Personally I can recall numerous times when as a teen, I may have said to myself, ‘Dad will handle it.’ Or I may have said, ‘You haven’t met my father.‘ Or ‘Goodness, what will dad say..?!‘
Children need someone who will say to them, ‘I’m here if you need me. You go play.‘ That person better be the father because everyone else has their own motives. Think about this too.
You didn’t do a bad job raising your kid.
So, this is for those of you who ask me about raising teenagers – boy or girl. What your children need is for you to be by their side, offering them a listening ear. Your kids are not irresponsible, spoilt brats.
To the mother who said: “I can’t believe she is the same sweet well mannered girl who would listen to me. How did she become this monster who is always spewing hate at me?“
You raised a sweet well mannered girl so hold on to it. She is still that same ‘sweet well mannered’ little girl in a bigger body who doesn’t know how to handle those hormones. One moment she is bored… another moment she is so annoyed and she doesn’t even know why.

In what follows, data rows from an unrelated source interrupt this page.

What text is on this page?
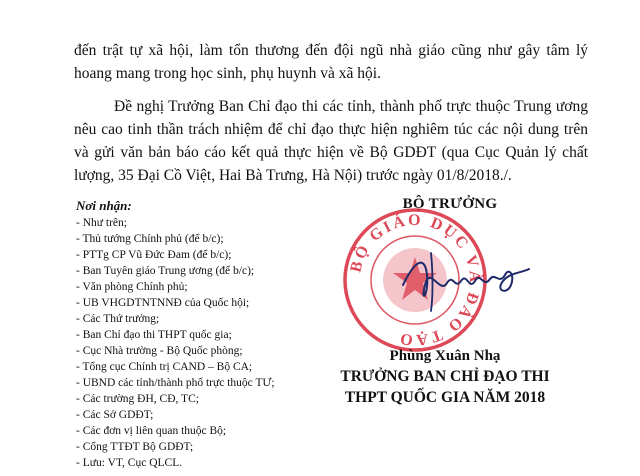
đến trật tự xã hội, làm tổn thương đến đội ngũ nhà giáo cũng như gây tâm lý hoang mang trong học sinh, phụ huynh và xã hội.

Đề nghị Trưởng Ban Chỉ đạo thi các tỉnh, thành phố trực thuộc Trung ương nêu cao tinh thần trách nhiệm để chỉ đạo thực hiện nghiêm túc các nội dung trên và gửi văn bản báo cáo kết quả thực hiện về Bộ GDĐT (qua Cục Quản lý chất lượng, 35 Đại Cồ Việt, Hai Bà Trưng, Hà Nội) trước ngày 01/8/2018./.

Nơi nhận:
- Như trên;
- Thủ tướng Chính phủ (để b/c);
- PTTg CP Vũ Đức Đam (để b/c);
- Ban Tuyên giáo Trung ương (để b/c);
- Văn phòng Chính phủ;
- UB VHGDTNTNNĐ của Quốc hội;
- Các Thứ trưởng;
- Ban Chỉ đạo thi THPT quốc gia;
- Cục Nhà trường - Bộ Quốc phòng;
- Tổng cục Chính trị CAND – Bộ CA;
- UBND các tỉnh/thành phố trực thuộc TƯ;
- Các trường ĐH, CĐ, TC;
- Các Sở GDĐT;
- Các đơn vị liên quan thuộc Bộ;
- Cổng TTĐT Bộ GDĐT;
- Lưu: VT, Cục QLCL.
BỘ TRƯỞNG
BỘ GIÁO DỤC VÀ ĐÀO TẠO
Phùng Xuân Nhạ
TRƯỞNG BAN CHỈ ĐẠO THI
THPT QUỐC GIA NĂM 2018
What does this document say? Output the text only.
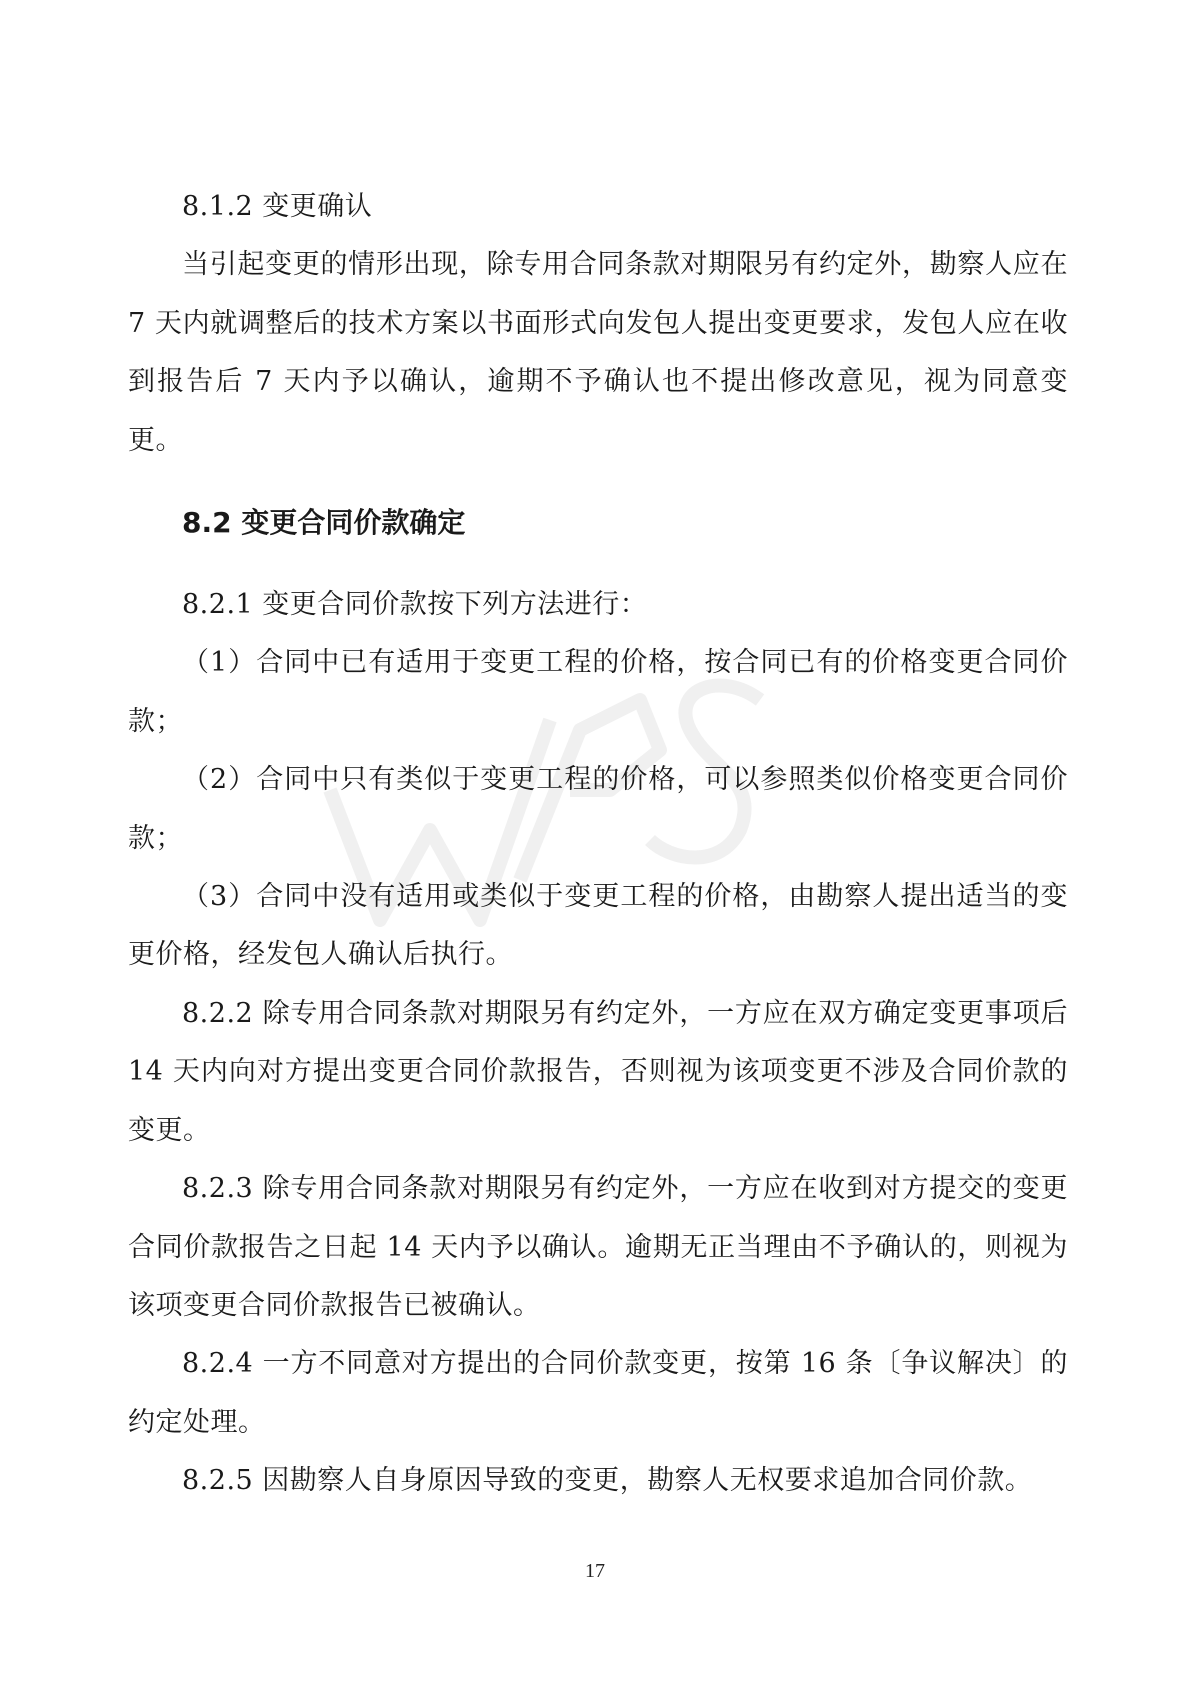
8.1.2 变更确认

当引起变更的情形出现，除专用合同条款对期限另有约定外，勘察人应在 7 天内就调整后的技术方案以书面形式向发包人提出变更要求，发包人应在收到报告后 7 天内予以确认，逾期不予确认也不提出修改意见，视为同意变更。

8.2 变更合同价款确定

8.2.1 变更合同价款按下列方法进行：

（1）合同中已有适用于变更工程的价格，按合同已有的价格变更合同价款；

（2）合同中只有类似于变更工程的价格，可以参照类似价格变更合同价款；

（3）合同中没有适用或类似于变更工程的价格，由勘察人提出适当的变更价格，经发包人确认后执行。

8.2.2 除专用合同条款对期限另有约定外，一方应在双方确定变更事项后 14 天内向对方提出变更合同价款报告，否则视为该项变更不涉及合同价款的变更。

8.2.3 除专用合同条款对期限另有约定外，一方应在收到对方提交的变更合同价款报告之日起 14 天内予以确认。逾期无正当理由不予确认的，则视为该项变更合同价款报告已被确认。

8.2.4 一方不同意对方提出的合同价款变更，按第 16 条〔争议解决〕的约定处理。

8.2.5 因勘察人自身原因导致的变更，勘察人无权要求追加合同价款。

17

“Everything bothers me.” I have heard my son say it too.
Trust yourself, mom. You raised a great kid. You HAVE a great kid. They are just going through some hard stuff. They already have enough self-esteem issues. Don’t confirm them. Remind them that they are good and you love them.
Your child needs you to tell them that their parents love them. That is the light at the end of the tunnel that they see and keep coming back to each time.
I will leave you now with one resource that is helping me keep my child true to his responsibilities.
Everyday Responsibilities and Checklists for Teens
Want to teach your teen about responsibilities? Click and download this!
Thanks, Ayesha. This is so hard for me. I think I was a ‘better mom’ when my kids were younger. But now I am not. I myself need assisstance in raising teenagers. And I have two!
I think my experience now will be a guidance to raise my next teenager insha Allah.
I relate to you so much Diah. May Allah helps us in raising our children as they need to be raised.